Die Tour de France ist das große Ziel für jeden Rennrad-Profi. Einmal im Leben die „Grande Boucle“ fahren für eine perfekte Karriere: 2017 erfüllte sich für den 24-jährigen Jasha Sütterlin vom spanischen Team Movistar dieser Traum. Der Freiburger fährt seit 2014 bei dem ältesten Profi-Team der Welt und unter anderem an der Seite von Grand-Tour-Sieger wie Nairo Quintana. Beim Tour-de-France-Start in Düsseldorf war Sütterlin einer von 16 Deutschen, die an die Startlinie rollten. Mit jetzt&hier sprach er über das Gefühl, in seinem Heimatland in das größte Radrennen der Welt zu starten, Tattoos und seine sportlichen Ziele für die Zukunft.

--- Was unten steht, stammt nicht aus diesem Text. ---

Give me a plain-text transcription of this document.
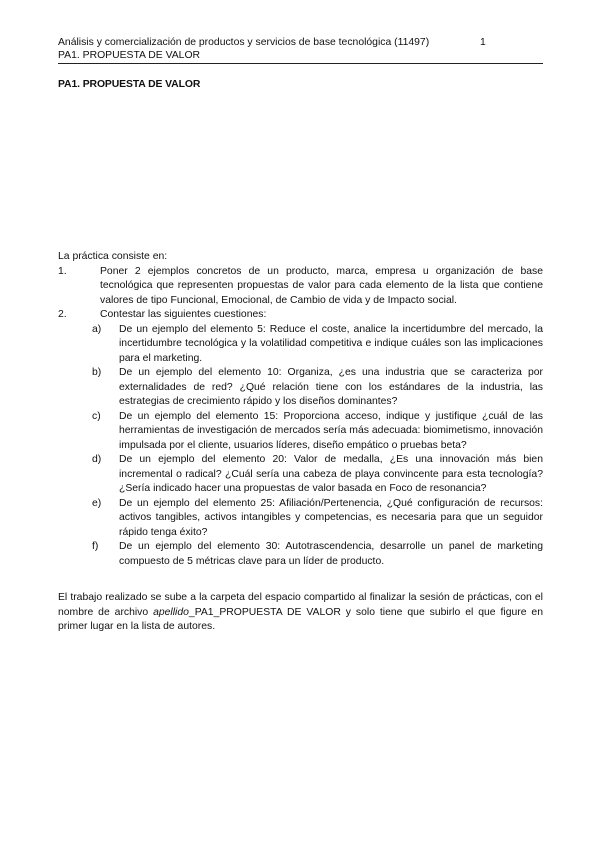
Análisis y comercialización de productos y servicios de base tecnológica (11497)	1
PA1. PROPUESTA DE VALOR
PA1. PROPUESTA DE VALOR
La práctica consiste en:
1.	Poner 2 ejemplos concretos de un producto, marca, empresa u organización de base tecnológica que representen propuestas de valor para cada elemento de la lista que contiene valores de tipo Funcional, Emocional, de Cambio de vida y de Impacto social.
2.	Contestar las siguientes cuestiones:
a) De un ejemplo del elemento 5: Reduce el coste, analice la incertidumbre del mercado, la incertidumbre tecnológica y la volatilidad competitiva e indique cuáles son las implicaciones para el marketing.
b) De un ejemplo del elemento 10: Organiza, ¿es una industria que se caracteriza por externalidades de red? ¿Qué relación tiene con los estándares de la industria, las estrategias de crecimiento rápido y los diseños dominantes?
c) De un ejemplo del elemento 15: Proporciona acceso, indique y justifique ¿cuál de las herramientas de investigación de mercados sería más adecuada: biomimetismo, innovación impulsada por el cliente, usuarios líderes, diseño empático o pruebas beta?
d) De un ejemplo del elemento 20: Valor de medalla, ¿Es una innovación más bien incremental o radical? ¿Cuál sería una cabeza de playa convincente para esta tecnología? ¿Sería indicado hacer una propuestas de valor basada en Foco de resonancia?
e) De un ejemplo del elemento 25: Afiliación/Pertenencia, ¿Qué configuración de recursos: activos tangibles, activos intangibles y competencias, es necesaria para que un seguidor rápido tenga éxito?
f) De un ejemplo del elemento 30: Autotrascendencia, desarrolle un panel de marketing compuesto de 5 métricas clave para un líder de producto.
El trabajo realizado se sube a la carpeta del espacio compartido al finalizar la sesión de prácticas, con el nombre de archivo apellido_PA1_PROPUESTA DE VALOR y solo tiene que subirlo el que figure en primer lugar en la lista de autores.
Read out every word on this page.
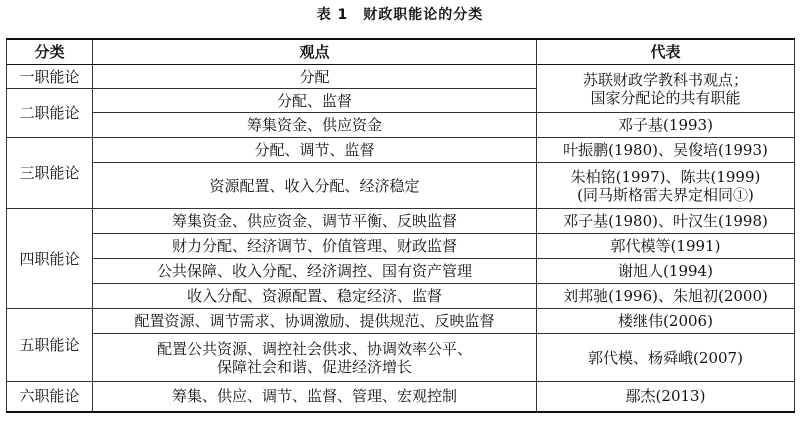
表 1　财政职能论的分类
分类	观点	代表
一职能论	分配	苏联财政学教科书观点；
国家分配论的共有职能
二职能论	分配、监督	
	筹集资金、供应资金	邓子基(1993)
三职能论	分配、调节、监督	叶振鹏(1980)、吴俊培(1993)
	资源配置、收入分配、经济稳定	朱柏铭(1997)、陈共(1999)
(同马斯格雷夫界定相同①)
四职能论	筹集资金、供应资金、调节平衡、反映监督	邓子基(1980)、叶汉生(1998)
	财力分配、经济调节、价值管理、财政监督	郭代模等(1991)
	公共保障、收入分配、经济调控、国有资产管理	谢旭人(1994)
	收入分配、资源配置、稳定经济、监督	刘邦驰(1996)、朱旭初(2000)
五职能论	配置资源、调节需求、协调激励、提供规范、反映监督	楼继伟(2006)
	配置公共资源、调控社会供求、协调效率公平、
保障社会和谐、促进经济增长	郭代模、杨舜峨(2007)
六职能论	筹集、供应、调节、监督、管理、宏观控制	鄢杰(2013)
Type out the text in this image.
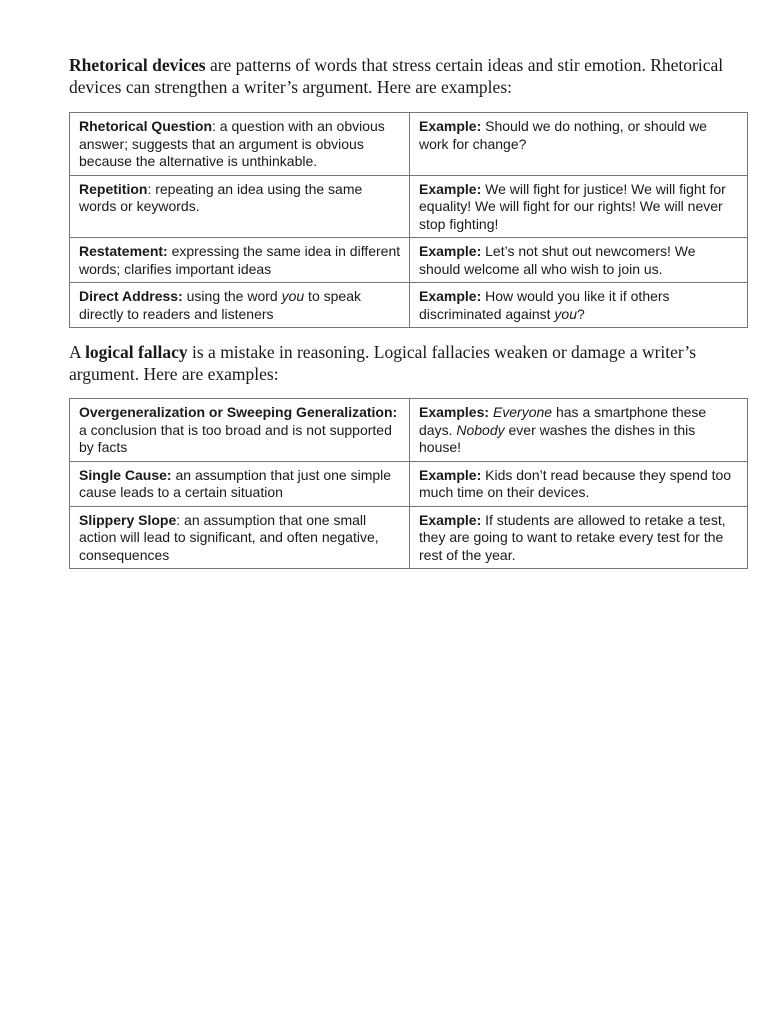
Rhetorical devices are patterns of words that stress certain ideas and stir emotion. Rhetorical devices can strengthen a writer’s argument. Here are examples:

Rhetorical Question: a question with an obvious answer; suggests that an argument is obvious because the alternative is unthinkable.	Example: Should we do nothing, or should we work for change?
Repetition: repeating an idea using the same words or keywords.	Example: We will fight for justice! We will fight for equality! We will fight for our rights! We will never stop fighting!
Restatement: expressing the same idea in different words; clarifies important ideas	Example: Let’s not shut out newcomers! We should welcome all who wish to join us.
Direct Address: using the word you to speak directly to readers and listeners	Example: How would you like it if others discriminated against you?

A logical fallacy is a mistake in reasoning. Logical fallacies weaken or damage a writer’s argument. Here are examples:

Overgeneralization or Sweeping Generalization: a conclusion that is too broad and is not supported by facts	Examples: Everyone has a smartphone these days. Nobody ever washes the dishes in this house!
Single Cause: an assumption that just one simple cause leads to a certain situation	Example: Kids don’t read because they spend too much time on their devices.
Slippery Slope: an assumption that one small action will lead to significant, and often negative, consequences	Example: If students are allowed to retake a test, they are going to want to retake every test for the rest of the year.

j&h: Du hast deine erste Tour de France absolviert. Wo war deine Gänsehaut größer – in Düsseldorf beim Start oder im Ziel in Paris?
Sütterlin: Gänsehaut habe ich vor allem auf dem Rad. Vor dem Start in Düsseldorf war es eher Nervosität. Klar, bei der Teampräsentation war da natürlich schon ein Kribbeln zu spüren. Aber die Unterstützung vom Straßenrand war ebenfalls unglaublich.

Im Scheinwerferlicht: Besonders beim Tour-Start in Düsseldorf war Sütterlin als deutscher Fahrer im Mittelpunkt des medialen Interesses (Foto: Team Movistar)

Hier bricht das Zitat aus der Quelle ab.